Hybrid AI-Physics Calibration of a 1D Fog Model: Improving Near-Surface and Visibility Forecasts at a Moroccan Airport

Fog and low stratus forecasting remains a challenge due to the high sensitivity of these phenomena to boundary layer processes. One-dimensional models, such as COBEL–ISBA, offer physical consistency but often lead to systematic errors in key surface variables. This work proposes a novel hybrid calibration framework combining physical modeling with machine learning (ML) to correct COBEL–ISBA forecasts at Nouasseur Airport, Morocco. Using two winter seasons of model outputs and SYNOP observations, we calibrate five variables (2-m temperature and humidity, 10-m wind components, visibility) for each forecast run and lead time (0–12 h).

Two ML architectures are tested: direct correction (ML–COBEL) and residual-learning approach (ML–Phys) using Random Forest and XGBoost. For visibility, a two-stage classification-regression model is implemented, and an oversampling technique is used to address class imbalance. Results are benchmarked against classical bias correction and quantile mapping.
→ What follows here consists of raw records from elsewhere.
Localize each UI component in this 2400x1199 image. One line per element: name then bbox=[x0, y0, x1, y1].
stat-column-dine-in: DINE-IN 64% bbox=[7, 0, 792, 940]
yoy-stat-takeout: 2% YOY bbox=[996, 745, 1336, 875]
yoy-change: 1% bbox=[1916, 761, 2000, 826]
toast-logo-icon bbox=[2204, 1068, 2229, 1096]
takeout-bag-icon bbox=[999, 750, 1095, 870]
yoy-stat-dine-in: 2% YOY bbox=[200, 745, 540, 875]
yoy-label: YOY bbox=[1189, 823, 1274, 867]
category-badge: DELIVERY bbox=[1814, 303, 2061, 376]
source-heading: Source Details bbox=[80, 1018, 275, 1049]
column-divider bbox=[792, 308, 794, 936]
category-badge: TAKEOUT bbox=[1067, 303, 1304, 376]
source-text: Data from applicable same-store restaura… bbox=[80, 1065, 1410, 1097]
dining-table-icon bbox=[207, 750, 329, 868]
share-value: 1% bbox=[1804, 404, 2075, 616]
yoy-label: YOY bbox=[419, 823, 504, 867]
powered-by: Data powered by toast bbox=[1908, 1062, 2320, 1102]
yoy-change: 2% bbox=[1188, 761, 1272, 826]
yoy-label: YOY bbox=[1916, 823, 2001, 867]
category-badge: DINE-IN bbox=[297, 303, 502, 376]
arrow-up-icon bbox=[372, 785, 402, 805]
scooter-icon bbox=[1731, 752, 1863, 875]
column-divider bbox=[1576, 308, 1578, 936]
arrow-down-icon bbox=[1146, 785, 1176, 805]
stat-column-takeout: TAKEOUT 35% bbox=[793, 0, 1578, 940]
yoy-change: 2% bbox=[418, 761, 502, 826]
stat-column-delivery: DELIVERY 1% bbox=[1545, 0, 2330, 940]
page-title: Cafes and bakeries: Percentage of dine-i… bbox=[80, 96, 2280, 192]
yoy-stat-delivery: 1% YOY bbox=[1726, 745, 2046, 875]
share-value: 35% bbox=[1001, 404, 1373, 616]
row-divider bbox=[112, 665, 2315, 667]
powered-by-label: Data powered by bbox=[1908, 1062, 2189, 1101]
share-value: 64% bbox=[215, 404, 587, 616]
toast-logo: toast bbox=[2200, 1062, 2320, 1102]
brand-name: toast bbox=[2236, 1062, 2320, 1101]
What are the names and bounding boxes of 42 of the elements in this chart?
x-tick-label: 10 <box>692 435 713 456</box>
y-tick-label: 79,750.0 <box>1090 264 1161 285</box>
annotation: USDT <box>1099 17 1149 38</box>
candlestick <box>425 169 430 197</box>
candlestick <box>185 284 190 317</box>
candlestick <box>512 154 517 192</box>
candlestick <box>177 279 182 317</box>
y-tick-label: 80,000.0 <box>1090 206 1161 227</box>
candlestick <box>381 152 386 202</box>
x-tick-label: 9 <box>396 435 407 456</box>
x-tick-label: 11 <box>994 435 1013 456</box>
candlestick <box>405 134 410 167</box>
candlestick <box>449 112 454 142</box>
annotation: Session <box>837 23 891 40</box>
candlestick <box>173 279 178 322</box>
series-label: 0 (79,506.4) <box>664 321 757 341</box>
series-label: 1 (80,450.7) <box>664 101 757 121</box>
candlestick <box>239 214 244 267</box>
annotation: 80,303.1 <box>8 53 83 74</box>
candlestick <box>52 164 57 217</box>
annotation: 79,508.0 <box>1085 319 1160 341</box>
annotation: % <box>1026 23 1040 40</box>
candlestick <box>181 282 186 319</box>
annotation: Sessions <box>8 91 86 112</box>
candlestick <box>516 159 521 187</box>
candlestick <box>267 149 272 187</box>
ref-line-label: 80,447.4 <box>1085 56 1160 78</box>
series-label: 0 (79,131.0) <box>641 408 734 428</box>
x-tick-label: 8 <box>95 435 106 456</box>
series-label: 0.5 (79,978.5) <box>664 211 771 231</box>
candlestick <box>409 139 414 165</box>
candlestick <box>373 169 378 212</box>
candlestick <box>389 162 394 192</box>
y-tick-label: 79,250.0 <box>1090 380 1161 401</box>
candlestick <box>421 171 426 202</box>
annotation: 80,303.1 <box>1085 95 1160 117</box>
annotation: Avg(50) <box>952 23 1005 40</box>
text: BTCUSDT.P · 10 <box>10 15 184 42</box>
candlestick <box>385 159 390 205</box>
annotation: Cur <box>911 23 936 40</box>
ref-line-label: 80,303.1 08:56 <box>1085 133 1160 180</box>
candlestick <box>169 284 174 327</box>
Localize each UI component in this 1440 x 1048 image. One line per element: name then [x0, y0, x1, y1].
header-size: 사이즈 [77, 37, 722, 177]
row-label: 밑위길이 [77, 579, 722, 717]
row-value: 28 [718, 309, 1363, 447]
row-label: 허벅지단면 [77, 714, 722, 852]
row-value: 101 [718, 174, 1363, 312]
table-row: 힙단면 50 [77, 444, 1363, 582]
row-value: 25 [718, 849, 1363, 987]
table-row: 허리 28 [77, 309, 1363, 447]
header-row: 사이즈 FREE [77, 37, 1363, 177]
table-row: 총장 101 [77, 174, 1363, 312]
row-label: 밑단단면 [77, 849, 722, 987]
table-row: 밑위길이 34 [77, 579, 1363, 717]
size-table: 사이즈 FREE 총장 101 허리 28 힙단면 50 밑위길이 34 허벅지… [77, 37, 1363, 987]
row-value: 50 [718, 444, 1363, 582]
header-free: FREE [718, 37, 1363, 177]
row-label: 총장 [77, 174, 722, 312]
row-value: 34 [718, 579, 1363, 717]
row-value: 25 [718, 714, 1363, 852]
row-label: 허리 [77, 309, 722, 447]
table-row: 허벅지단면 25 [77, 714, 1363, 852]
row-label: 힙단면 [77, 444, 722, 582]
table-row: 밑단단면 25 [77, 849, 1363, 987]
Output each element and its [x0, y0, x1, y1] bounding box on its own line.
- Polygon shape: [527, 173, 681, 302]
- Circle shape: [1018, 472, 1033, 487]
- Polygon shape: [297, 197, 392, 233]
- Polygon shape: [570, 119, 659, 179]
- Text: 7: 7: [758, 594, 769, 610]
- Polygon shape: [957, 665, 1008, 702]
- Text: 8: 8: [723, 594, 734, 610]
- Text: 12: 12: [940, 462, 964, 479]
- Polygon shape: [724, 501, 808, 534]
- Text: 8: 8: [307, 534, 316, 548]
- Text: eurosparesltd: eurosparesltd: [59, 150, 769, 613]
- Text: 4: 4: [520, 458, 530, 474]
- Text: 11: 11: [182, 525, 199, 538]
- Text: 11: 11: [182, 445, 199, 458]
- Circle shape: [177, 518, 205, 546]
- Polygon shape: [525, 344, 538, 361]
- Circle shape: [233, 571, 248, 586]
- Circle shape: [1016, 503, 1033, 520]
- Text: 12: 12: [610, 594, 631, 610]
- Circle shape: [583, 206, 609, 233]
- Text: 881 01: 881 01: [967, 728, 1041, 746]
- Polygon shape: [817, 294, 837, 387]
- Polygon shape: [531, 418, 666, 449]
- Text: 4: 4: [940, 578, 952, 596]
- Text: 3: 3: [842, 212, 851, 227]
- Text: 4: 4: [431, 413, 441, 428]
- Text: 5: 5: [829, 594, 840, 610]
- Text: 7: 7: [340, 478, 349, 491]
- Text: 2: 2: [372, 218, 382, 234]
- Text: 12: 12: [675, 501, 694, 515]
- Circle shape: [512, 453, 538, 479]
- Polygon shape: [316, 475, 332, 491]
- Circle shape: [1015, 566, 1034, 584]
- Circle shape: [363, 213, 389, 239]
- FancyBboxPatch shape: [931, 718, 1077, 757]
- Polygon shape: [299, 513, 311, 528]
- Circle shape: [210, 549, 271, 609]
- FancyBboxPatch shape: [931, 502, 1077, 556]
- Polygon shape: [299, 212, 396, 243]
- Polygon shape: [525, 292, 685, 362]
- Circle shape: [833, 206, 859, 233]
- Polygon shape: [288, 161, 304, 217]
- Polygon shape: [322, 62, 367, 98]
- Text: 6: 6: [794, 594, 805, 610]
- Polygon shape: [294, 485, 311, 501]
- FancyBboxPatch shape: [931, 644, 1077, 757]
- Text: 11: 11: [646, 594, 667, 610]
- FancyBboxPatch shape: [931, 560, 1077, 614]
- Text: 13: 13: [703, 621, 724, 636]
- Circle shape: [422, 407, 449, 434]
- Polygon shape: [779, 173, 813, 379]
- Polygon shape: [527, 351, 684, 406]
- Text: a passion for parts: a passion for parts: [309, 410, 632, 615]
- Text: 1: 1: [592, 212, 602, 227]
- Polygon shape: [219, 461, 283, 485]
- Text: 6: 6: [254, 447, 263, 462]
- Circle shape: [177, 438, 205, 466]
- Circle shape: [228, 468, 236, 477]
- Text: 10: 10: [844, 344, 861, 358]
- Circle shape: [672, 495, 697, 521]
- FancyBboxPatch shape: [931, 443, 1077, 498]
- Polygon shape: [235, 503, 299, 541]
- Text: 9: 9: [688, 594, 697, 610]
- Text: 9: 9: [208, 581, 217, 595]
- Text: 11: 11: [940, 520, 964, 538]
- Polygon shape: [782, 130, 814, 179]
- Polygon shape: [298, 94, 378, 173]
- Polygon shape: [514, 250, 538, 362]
The ML–Phys approach outperforms traditional methods across all variables and lead times, reducing errors (bias, RMSE) while preserving observed temporal variability. Furthermore, it improves also low-visibility event detection. In contrast, traditional methods show limited skill, often degrading beyond short lead times. This work demonstrates the potential of hybrid AI-physics strategies to mitigate 1D model limitations, providing a path toward more reliable operational fog and visibility forecasting.